With the program framework now in place, the process is underway to hire a Mi’kmaw/Indigenous program manager who will lead further consultation with Indigenous communities and tourism industry representatives across the Atlantic region. A Mi’kmaw/Indigenous Program Coordinator and Education Consultant will also be added to the team. The first students in the program are expected to begin their studies in September of 2024.
Partners to date have included:
- Robert Bernard, Executive Director, Nova Scotia Indigenous Tourism Enterprise Network
- Catherine Martin, Member of the L’nu Advisory Circle at MSVU, former Nancy’s Chair at MSVU, and current Director of Indigenous Community Engagement at Dalhousie University
- Shannon Monk, Cultural Tourism Project Manager, Kwilmu’kw Maw-klusuaqn Negotiation Office
- Ann Sylliboy, Member of the L’nu Advisory Circle at MSVU, and Post Secondary Consultant, Mi’kmaw Kina’matnewey
- Sheila Isaac, Member of the L’nu Advisory Circle at MSVU, and Director of Mi’kmaq and Indigenous Post-Secondary Recruitment and Retention, Advanced Education
- MSVU representatives: Patrick Small Legs-Nagge (Special Advisor on Indigenous Affairs); Dr. Peter Mombourquette (co-lead), Jennifer Guy (co-lead), Dr. Nicholous Deal, Paulette Cormier-MacBurnie, Dr. Shuyue Huang, and Minakshi Gonzalez Cerdeira (all of the Business and Tourism Department), Scott Daniels (Co-operative Education Manager), and Dr. Amy Thurlow (Communication Studies).
MSVU is located on unceded ancestral Mi’kmaq territory.
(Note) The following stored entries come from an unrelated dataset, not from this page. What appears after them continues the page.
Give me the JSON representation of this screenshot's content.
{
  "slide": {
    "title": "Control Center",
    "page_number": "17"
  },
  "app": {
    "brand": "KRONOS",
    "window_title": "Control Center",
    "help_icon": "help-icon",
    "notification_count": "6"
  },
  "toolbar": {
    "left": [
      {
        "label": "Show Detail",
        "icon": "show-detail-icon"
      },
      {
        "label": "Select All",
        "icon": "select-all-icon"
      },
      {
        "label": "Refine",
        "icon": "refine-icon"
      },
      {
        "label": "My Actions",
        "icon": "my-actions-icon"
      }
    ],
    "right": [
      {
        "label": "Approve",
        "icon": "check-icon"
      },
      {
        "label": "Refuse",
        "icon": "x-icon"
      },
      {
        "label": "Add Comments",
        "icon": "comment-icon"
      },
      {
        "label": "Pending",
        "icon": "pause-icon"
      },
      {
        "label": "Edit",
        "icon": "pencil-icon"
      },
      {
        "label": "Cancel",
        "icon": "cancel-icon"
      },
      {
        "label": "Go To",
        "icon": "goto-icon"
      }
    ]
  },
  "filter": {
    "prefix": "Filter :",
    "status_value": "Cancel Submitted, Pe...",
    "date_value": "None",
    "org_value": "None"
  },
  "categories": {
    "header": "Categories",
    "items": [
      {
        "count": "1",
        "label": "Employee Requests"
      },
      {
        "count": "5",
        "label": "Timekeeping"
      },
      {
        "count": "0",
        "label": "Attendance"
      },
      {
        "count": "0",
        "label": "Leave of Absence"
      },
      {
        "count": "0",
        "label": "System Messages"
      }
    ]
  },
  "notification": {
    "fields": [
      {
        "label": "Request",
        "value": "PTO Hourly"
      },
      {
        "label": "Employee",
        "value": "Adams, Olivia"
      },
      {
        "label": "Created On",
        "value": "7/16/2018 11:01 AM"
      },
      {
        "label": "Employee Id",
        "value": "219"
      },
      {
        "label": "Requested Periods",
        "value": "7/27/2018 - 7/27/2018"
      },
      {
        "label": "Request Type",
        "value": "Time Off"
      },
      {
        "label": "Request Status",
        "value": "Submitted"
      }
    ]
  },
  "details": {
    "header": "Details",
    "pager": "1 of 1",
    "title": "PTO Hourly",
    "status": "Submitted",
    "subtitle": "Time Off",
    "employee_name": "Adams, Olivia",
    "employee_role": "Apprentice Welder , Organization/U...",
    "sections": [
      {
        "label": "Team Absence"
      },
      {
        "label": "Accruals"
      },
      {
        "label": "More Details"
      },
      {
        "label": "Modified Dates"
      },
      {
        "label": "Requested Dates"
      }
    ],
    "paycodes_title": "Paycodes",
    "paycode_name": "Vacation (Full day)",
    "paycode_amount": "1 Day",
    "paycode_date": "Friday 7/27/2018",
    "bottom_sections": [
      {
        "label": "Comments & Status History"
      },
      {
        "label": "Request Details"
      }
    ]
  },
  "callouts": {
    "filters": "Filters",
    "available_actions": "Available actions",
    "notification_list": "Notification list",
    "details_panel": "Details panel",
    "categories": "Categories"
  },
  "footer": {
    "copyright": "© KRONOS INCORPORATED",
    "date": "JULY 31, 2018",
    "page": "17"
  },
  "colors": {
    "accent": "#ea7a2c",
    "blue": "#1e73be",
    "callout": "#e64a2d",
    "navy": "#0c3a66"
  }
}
This territory is covered by the Covenant Chain of Treaties of Peace and Friendship signed between 1725 and 1779. We pay respect to the knowledge embedded in the Indigenous custodians of this land and to the Elders, past, present, and future.
About Mount Saint Vincent University
As a leader in online and experiential learning, and based on a strong tradition of social responsibility, Mount Saint Vincent University takes a personalized approach to education to nurture socially responsible global citizens. Founded in 1873, the Mount has been nationally recognized for having one of the lowest student-to-professor ratios, for providing students early access to valuable research opportunities, for its legacy in the advancement of women, and for facilitating critical advancements in food security, healthy aging, literacy, and childhood development. MSVU is located in Mi’kma’ki, the unceded and ancestral territory of the Mi’kmaq People.
Mount Saint Vincent University
* The opinions and interpretations in this publication are those of the author and do not necessarily reflect those of the Government of Canada.